Electron microscopy is undergoing a mini-renaissance, as a number of biological systems are yielding to higher resolution analysis as a result of advances in instrumentation, specimen preparation and image-processing technology. The atomic structure of tubulin has now been solved, crucial elements of secondary structure have recently been revealed in several membrane proteins (rhodopsin, gap junctions, aquaporin, and Ca2+ and H+ ATPases) and in a virus particle, and macromolecular complexes are being seen in increasingly fine detail.

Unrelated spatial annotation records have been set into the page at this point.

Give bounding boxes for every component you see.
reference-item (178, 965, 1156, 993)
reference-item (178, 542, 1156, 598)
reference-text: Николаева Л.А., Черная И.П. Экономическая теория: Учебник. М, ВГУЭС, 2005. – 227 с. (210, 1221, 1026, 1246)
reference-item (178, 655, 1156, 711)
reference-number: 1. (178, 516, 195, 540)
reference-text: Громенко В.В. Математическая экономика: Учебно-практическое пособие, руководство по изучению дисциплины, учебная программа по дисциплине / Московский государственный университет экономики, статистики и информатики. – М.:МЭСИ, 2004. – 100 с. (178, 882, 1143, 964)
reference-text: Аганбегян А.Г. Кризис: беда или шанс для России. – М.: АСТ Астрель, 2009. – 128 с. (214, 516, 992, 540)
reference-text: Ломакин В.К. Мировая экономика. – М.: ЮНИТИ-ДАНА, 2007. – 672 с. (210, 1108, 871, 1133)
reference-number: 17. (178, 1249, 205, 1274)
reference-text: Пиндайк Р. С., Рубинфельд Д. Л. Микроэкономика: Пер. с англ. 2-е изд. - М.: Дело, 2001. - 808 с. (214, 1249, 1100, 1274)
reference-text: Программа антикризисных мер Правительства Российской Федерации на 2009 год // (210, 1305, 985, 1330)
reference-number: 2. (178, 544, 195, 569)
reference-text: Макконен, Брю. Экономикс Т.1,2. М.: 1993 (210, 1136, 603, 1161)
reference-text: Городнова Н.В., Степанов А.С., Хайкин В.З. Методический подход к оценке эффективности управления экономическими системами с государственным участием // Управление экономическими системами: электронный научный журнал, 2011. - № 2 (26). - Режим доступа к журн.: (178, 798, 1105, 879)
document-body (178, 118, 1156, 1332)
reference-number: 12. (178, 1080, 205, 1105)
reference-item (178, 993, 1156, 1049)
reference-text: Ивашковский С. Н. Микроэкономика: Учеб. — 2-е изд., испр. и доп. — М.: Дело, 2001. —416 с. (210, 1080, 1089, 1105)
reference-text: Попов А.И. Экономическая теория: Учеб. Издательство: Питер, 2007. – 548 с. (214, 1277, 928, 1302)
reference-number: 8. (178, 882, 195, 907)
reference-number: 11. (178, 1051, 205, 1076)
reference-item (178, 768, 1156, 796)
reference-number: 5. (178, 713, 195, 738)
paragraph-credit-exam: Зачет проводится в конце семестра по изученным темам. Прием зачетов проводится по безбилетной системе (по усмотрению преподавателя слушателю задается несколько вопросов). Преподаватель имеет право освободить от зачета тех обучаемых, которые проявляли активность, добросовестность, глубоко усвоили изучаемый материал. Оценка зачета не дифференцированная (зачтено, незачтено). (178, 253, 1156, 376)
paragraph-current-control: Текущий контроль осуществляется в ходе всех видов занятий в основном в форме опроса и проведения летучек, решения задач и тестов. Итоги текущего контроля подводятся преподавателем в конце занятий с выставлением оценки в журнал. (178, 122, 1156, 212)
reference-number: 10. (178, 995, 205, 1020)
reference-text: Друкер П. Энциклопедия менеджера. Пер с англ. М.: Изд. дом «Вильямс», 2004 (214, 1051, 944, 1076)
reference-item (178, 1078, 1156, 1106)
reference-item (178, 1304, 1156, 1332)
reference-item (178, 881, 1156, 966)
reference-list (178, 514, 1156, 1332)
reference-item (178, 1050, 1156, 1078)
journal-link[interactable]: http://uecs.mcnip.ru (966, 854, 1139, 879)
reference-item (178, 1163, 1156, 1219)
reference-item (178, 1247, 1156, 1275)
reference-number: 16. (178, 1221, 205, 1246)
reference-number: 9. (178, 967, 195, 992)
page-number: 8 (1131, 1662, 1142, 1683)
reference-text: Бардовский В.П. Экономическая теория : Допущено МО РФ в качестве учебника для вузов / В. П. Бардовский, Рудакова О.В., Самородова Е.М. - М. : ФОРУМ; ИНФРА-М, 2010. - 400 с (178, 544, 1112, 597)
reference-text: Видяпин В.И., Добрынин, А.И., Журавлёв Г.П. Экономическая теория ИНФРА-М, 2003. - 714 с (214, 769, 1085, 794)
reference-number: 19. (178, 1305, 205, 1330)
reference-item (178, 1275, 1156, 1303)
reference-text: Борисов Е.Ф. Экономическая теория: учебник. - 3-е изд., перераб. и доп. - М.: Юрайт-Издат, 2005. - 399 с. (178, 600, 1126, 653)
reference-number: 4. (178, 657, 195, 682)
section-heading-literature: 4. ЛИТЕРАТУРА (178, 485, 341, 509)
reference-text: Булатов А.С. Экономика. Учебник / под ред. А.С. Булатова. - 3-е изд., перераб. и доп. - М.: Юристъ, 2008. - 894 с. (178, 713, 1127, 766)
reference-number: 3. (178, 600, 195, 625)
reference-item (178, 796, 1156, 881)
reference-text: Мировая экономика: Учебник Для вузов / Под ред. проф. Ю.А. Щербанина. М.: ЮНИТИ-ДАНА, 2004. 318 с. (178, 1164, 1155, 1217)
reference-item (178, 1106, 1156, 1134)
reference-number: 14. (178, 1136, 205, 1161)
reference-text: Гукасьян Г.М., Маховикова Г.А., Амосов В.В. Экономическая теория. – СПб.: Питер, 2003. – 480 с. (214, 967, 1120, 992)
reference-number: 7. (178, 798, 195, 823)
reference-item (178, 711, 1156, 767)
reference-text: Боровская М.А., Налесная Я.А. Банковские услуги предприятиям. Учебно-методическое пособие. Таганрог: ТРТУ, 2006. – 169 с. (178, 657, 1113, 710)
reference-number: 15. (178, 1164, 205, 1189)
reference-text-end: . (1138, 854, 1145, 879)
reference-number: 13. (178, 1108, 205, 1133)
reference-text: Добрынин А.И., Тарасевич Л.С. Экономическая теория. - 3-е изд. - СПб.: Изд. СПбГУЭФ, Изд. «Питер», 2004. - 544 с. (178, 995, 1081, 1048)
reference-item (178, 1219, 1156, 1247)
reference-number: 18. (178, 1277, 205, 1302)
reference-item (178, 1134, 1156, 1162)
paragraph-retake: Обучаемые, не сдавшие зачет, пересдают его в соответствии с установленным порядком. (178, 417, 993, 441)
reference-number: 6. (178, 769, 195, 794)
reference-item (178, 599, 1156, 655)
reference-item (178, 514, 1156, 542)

This growth has been enhanced further by the ability to combine structures of macromolecular complexes derived by electron microscopy with X-ray structures of their components, in order to reconstruct molecular machines and large multiprotein complexes in immense detail.
电子显微镜正经历一场小型复兴,因为随着仪器设备、样本制备和图像处理技术的进步,许多生物系统正能够接受更高分辨率的分析。微管蛋白的原子结构现已得到解析,几种膜蛋白(视紫红质、间隙连接蛋白、水通道蛋白以及钙离子和氢离子ATP酶)和一种病毒颗粒的二级结构关键元件最近也已被揭示,并且大分子复合物正呈现出越来越精细的细节。通过将电子显微镜得出的大分子复合物结构与其组分的X射线结构相结合,以便极其详细地重建分子机器和大型多蛋白复合物,这种发展得到了进一步推动。